253/253 [==============================] - 4s 14ms/step - loss: 0.6169 - accuracy: 0.6042
Epoch 2/10
253/253 [==============================] - 4s 14ms/step - loss: 0.5634 - accuracy: 0.6937
Epoch 3/10
253/253 [==============================] - 4s 15ms/step - loss: 0.5573 - accuracy: 0.6981
Epoch 4/10
253/253 [==============================] - 4s 15ms/step - loss: 0.5528 - accuracy: 0.7087
Epoch 5/10
253/253 [==============================] - 4s 14ms/step - loss: 0.5512 - accuracy: 0.7173
Epoch 6/10
253/253 [==============================] - 4s 15ms/step - loss: 0.5456 - accuracy: 0.7219
Epoch 7/10
253/253 [==============================] - 4s 15ms/step - loss: 0.5397 - accuracy: 0.7283
Epoch 8/10
253/253 [==============================] - 4s 14ms/step - loss: 0.5385 - accuracy: 0.7331
Epoch 9/10
253/253 [==============================] - 4s 15ms/step - loss: 0.5355 - accuracy: 0.7326
Epoch 10/10
253/253 [==============================] - 4s 15ms/step - loss: 0.5412 - accuracy: 0.7321

<tensorflow.python.keras.callbacks.History at 0x7f5c235112e8>

Infer on the test data

In [26]:

res = model.evaluate(test_ds)
print("test loss, test acc:", res)

Out[26]:

/usr/local/lib/python3.6/dist-packages/tensorflow/python/keras/engine/functional.py:543: UserWarning: Input dict contained keys ['Age'] which did not match any model input. They will be ignored by the model.
  [n for n in tensors.keys() if n not in ref_input_names])

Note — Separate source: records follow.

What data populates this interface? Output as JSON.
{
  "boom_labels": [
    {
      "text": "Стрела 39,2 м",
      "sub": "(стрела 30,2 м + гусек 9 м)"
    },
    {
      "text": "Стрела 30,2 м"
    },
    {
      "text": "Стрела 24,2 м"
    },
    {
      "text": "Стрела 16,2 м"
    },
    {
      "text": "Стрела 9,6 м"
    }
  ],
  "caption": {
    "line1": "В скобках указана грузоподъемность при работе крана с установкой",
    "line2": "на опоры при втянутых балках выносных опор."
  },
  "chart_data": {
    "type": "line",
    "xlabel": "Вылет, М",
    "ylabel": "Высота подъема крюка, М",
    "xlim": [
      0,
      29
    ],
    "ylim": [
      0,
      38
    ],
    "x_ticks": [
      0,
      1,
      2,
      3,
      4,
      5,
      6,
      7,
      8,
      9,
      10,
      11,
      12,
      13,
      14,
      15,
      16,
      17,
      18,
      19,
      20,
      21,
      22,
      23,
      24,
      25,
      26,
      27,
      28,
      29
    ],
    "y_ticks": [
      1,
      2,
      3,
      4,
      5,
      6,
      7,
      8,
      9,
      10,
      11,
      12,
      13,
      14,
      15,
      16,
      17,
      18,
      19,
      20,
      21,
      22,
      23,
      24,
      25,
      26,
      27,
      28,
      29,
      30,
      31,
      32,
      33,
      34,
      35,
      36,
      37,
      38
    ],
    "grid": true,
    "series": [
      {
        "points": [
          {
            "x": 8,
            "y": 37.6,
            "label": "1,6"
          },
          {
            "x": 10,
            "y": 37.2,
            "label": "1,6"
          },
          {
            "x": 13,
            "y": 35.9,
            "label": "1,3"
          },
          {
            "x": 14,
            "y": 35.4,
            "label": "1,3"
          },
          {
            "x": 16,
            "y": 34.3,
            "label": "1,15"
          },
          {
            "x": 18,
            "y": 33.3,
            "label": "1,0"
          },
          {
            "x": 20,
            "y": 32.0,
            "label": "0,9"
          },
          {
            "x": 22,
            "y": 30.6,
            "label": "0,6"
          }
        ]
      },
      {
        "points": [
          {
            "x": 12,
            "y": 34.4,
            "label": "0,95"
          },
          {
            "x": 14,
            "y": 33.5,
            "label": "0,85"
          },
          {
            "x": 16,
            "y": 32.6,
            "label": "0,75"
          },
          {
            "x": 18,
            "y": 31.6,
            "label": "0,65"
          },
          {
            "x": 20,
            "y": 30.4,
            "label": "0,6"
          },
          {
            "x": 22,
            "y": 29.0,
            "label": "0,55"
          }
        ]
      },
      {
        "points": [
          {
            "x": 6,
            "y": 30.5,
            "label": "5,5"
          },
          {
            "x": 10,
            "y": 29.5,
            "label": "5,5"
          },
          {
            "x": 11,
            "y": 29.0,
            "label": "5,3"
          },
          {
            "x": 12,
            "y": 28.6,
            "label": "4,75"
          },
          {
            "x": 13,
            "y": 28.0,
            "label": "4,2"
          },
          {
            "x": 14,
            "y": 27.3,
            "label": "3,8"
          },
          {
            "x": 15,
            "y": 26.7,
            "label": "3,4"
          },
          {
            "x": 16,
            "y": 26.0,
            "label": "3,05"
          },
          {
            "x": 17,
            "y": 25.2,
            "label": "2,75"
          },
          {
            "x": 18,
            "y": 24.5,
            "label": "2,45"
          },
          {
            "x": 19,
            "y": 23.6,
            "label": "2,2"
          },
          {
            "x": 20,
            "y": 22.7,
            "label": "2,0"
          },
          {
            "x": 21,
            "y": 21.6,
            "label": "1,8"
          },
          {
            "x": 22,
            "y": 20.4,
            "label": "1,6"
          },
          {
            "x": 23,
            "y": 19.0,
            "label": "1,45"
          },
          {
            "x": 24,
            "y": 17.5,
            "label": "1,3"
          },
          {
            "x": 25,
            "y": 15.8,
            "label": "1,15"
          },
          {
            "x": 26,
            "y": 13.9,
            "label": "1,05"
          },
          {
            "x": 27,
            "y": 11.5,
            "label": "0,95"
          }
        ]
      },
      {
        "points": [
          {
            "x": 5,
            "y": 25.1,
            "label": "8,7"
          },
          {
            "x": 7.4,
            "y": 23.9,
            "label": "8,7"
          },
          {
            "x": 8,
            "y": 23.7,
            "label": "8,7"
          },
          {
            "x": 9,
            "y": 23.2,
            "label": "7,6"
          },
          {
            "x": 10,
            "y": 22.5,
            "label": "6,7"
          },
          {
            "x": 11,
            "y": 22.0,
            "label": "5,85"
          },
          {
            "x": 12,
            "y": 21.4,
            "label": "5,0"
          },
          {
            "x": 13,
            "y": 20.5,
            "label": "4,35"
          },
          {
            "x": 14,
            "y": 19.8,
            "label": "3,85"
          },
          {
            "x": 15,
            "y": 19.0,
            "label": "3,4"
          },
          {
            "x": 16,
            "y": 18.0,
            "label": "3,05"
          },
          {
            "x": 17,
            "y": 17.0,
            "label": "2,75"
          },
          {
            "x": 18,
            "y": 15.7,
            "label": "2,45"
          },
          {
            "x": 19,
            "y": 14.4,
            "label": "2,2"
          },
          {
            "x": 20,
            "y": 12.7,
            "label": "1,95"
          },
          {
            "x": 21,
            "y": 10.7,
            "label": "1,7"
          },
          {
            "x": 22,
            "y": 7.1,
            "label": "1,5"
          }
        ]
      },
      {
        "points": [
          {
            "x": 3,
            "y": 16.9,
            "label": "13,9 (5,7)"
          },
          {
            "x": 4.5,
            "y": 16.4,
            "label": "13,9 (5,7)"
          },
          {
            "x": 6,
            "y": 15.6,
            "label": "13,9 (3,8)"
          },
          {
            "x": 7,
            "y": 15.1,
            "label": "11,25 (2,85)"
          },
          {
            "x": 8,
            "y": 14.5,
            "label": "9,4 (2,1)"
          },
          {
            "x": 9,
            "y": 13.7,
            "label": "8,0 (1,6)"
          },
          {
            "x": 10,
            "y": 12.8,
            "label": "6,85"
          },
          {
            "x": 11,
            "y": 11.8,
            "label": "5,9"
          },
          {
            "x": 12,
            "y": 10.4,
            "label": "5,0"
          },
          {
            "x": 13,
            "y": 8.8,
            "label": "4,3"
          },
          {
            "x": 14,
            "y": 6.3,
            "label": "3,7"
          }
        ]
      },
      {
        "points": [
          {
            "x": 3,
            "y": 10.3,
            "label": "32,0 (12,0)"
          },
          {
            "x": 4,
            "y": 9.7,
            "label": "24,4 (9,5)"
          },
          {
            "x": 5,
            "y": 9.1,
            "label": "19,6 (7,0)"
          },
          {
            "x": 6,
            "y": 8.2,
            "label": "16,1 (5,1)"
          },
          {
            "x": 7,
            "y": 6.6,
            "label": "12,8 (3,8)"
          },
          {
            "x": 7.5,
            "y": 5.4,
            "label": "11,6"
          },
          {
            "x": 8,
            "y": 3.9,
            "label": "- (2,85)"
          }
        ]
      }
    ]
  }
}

109/109 [==============================] - 2s 15ms/step - loss: 0.5344 - accuracy: 0.7421
test loss, test acc: [0.534355640411377, 0.7420566082000732]

Note: Since the goal of this tutorial is to demonstrate Tensorflow-IO's capability to stream data from elasticsearch and train tf.keras models directly, improving the accuracy of the models is out of the current scope. However, the user can explore the dataset and play around with the feature columns and model architectures to get a better classification performance.